Record and Artist Details

Composer or Director: Gabriel Fauré, Guillaume (Jean Joseph Nicholas) Lekeu, Maurice Ravel

Genre:

Chamber

Label: Chandos

Media Format: CD or Download

Media Runtime: 73

Mastering:

DDD

Catalogue Number: CHAN10812

CHAN10812. FAURÉ; LEKEU; RAVEL Violin Sonatas

Tracks:

Composition Artist Credit
Sonata for Violin and Piano No. 1 Gabriel Fauré, Composer
Gabriel Fauré, Composer
Martin Roscoe, Piano
Tasmin Little, Violin
Sonata for Violin and Piano Guillaume (Jean Joseph Nicholas) Lekeu, Composer
Guillaume (Jean Joseph Nicholas) Lekeu, Composer
Martin Roscoe, Piano
Tasmin Little, Violin
Tasmin Little and Martin Roscoe give a passionate, full-blooded performance of the Lekeu Sonata, taking on board the 22 year-old composer’s lofty tone and high ambitions. Their approach is aided by a fine, generous recording; and if in the outer movements the displays of intense emotion seem occasionally excessive, this can be seen as part of the work’s character. It’s a different style of performance from Ibragimova and Tiberghien’s, on their 2010 recording.

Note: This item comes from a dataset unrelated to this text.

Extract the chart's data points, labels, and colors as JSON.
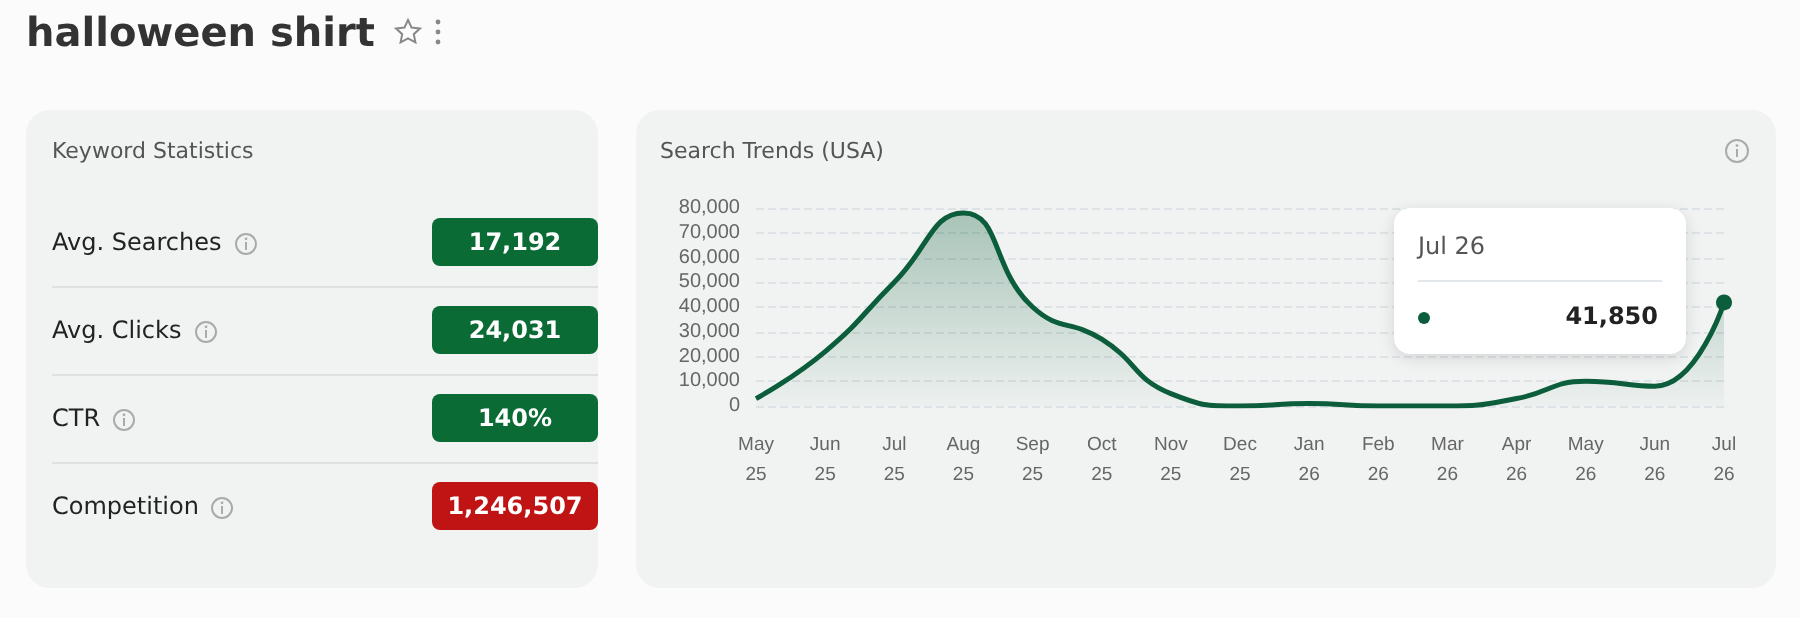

They give greater emphasis to the quieter, more delicate passages, with Ibragimova’s more narrowly focused tone providing emotional tension through intense legato, in contrast to Little’s more opulent sound. But the only place where Ibragimova and Tiberghien score decisively over Little and Roscoe is in the melody of the central movement, Très lent, where their restraint creates a beautiful mesmerising effect, missing with the more overt Roscoe and Little.

The early Ravel Sonata Movement brings a quite different style of playing, suited to the music’s refined elegance and evocation of remote modal melody. The more emphatic, stressful moments stand out in powerful relief as a result.

In the Fauré, Little and Roscoe develop a feeling of irresistible momentum in the outer movements, matching the composer’s unstoppable flow of ideas. They’re just as impressive in the witty, skittish scherzo, with its lyrical countermelodies. For me, the performance doesn’t quite match the joyfulness and sharp expressive character – touching or thrilling – of the 1950 recording by Lola Bobescu and Jacques Genty but it still conveys the essential, inspired character of Fauré’s first instrumental masterpiece.